MySQL

BASIC RDBMS CONCEPTS:


ACID CONCEPT IN MYSQL

Atomicity: ( ALL or Nothing) - Transaction is either full or fully rollback. Transaction is either committed or rollback.
Consistency: Innodb Crash Recovery. Transaction from one valid state to another. Rollbacks to old state before transaction was started. A transaction either creates a new and valid state of data, or, if any failure occurs, returns all data to its state before the transaction was started.
Isolation: A transaction in process and not yet committed must remain isolated from any other transaction. Default Repeatable Reads.
Durability: Committed data is saved by the system such that, even in the event of a failure and system restart, the data is available in its correct state.





ISOLATION LEVELS:

Read Committed: We can read only committed data
Read Uncommitted: Data can be read from uncommitted data i.e from dirty buffer
Repeatable Reads: (DEFAULT in MySQL): It guarantees the same read within the same transaction
Serializable:Locks each row after reading. Creates timeout and locks. Rarely used as per application needs such kind of action.



Architecture of MySQL:

MySQL Architecture.png

MySQL Features:
  1. Good for Web application, data warehouse, OLTP transaction.
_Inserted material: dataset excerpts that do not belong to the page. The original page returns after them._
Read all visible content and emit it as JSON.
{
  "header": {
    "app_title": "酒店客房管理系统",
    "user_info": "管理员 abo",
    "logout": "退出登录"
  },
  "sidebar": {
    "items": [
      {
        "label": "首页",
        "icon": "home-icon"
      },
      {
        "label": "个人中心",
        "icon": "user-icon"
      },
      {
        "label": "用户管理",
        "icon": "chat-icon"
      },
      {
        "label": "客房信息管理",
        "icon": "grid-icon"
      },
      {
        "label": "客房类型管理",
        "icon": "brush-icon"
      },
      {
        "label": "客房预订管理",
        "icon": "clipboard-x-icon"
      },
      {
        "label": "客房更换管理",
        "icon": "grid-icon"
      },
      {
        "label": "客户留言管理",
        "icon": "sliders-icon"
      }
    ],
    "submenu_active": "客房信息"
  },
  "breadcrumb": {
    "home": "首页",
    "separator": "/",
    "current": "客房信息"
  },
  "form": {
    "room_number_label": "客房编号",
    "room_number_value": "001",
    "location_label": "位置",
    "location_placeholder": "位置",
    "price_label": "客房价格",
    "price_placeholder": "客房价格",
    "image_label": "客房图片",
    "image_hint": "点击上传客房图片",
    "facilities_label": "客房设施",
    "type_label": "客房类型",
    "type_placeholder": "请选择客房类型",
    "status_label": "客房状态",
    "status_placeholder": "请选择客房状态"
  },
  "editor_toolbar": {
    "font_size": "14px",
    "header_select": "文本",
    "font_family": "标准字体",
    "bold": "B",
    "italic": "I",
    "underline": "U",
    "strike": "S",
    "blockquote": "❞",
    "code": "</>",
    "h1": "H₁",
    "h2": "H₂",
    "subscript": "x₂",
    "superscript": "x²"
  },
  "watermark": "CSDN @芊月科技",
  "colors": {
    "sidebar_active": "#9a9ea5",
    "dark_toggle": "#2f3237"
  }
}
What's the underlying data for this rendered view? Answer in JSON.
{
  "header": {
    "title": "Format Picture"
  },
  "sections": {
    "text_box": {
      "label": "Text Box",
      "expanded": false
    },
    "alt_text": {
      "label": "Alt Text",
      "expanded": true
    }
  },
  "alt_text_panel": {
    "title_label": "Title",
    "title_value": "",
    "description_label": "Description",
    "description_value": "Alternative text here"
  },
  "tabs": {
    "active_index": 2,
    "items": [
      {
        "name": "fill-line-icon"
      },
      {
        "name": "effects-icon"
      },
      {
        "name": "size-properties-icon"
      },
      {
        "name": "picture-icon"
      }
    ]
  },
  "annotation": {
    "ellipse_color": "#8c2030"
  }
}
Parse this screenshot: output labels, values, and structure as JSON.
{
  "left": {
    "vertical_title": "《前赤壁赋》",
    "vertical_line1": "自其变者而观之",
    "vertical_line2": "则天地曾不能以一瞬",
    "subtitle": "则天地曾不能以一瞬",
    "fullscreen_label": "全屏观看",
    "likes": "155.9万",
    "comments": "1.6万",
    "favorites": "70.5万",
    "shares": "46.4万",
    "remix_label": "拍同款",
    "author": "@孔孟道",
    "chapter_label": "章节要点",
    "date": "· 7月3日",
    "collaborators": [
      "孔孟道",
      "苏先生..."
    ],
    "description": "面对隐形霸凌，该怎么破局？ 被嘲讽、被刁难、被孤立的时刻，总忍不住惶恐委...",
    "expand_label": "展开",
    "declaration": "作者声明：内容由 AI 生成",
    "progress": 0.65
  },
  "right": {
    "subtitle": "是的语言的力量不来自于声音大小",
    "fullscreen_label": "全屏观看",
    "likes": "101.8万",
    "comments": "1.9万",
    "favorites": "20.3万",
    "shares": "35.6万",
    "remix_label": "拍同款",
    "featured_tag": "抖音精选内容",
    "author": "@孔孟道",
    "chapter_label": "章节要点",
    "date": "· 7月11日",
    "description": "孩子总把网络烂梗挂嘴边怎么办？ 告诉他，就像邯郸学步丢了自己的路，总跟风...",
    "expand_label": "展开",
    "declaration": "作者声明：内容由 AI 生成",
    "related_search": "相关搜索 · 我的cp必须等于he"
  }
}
Clients: Network based clients, tools.
MySQL Server: (Connection Pool) - Query Parsing - Analysis - Caching - Optimization
                          (Storage Engine) - MyiASM, InnoDB, Archive, Merge, Memory
File System: ( Logs and File System) - Binary Logs, Relay logs
Client - Server Connection:

  1. Each client connections gets its own thread within the server process.
  2. The connection queries execute within the same thread which resides on same core.
  3. Server caches thread, not created or destroyed each time.
  4. Client connects to the server, server authenticates username, originating host and pass
  5. Once client connects, server verifies whether client have privileges to run queries on particular table or database.
  6. MySQL parses queries to create a internal structure(the parse tree) and applies variesty of optimization. These can be rewriting queries, determining the order how it will read table.
  7. Optimizer don't care about the storage engine.
  8. Before parsing, server consults the query cache for SELECT Statement.

Locks:

  1. Share Locks or Read Locks: Don't block any read users
  2. Exclusive Locks or Write Locks: Blocks user for writing and reading. Write locks advances to read lock but opposite can not happen.
  3. MyiSAM does table level locking.
  4. InnoDB & XtraDB does row level locking.
  5. Deadlock: A deadlock is when two or more transactions are mutually holding and requesting locks on the same resources


Transaction:
  1. Start Transaction; - should be begining of script
  2. commit ; - At the end of script
  3. InnoDB and NDB ( Network DB)
  4. Autocommit is ON by default. 1 - ON       0 - OFF
  5. Only DML can be run in transaction

MVCC:
  1. Multi version concurrency control.
  2. InnoDB implements MVCC by storing with each row two additional, hidden values that record when the row was created and when it was expired (or deleted). Rather than storing the actual times at which these events occurred, the row stores the system version number at the time each event occurred. This is a number that increments each time a transaction begins. Each transaction keeps its own record of the current system version, as of the time it began. Each query has to check each row’s version numbers against the transaction’s version. Let’s see how this applies to particular operations when the transaction isolation level is set to REPEATABLE READ.
  3. SELECT
InnoDB must examine each row to ensure that it meets two criteria:
  1. InnoDB must find a version of the row that is at least as old as the transaction (i.e., its version must be less than or equal to the transaction’s version). This ensures that either the row existed before the transaction began, or the transaction created or altered the row.
  2. The row’s deletion version must be undefined or greater than the transaction’s version. This ensures that the row wasn’t deleted before the transaction began.
Rows that pass both tests may be returned as the query’s result.

4. INSERT
InnoDB records the current system version number with the new row.

5. DELETE
InnoDB records the current system version number as the row’s deletion ID.

6. UPDATE

    InnoDB writes a new copy of the row, using the system version number for the new row’s version. It also writes the system version number as the old row’s deletion version.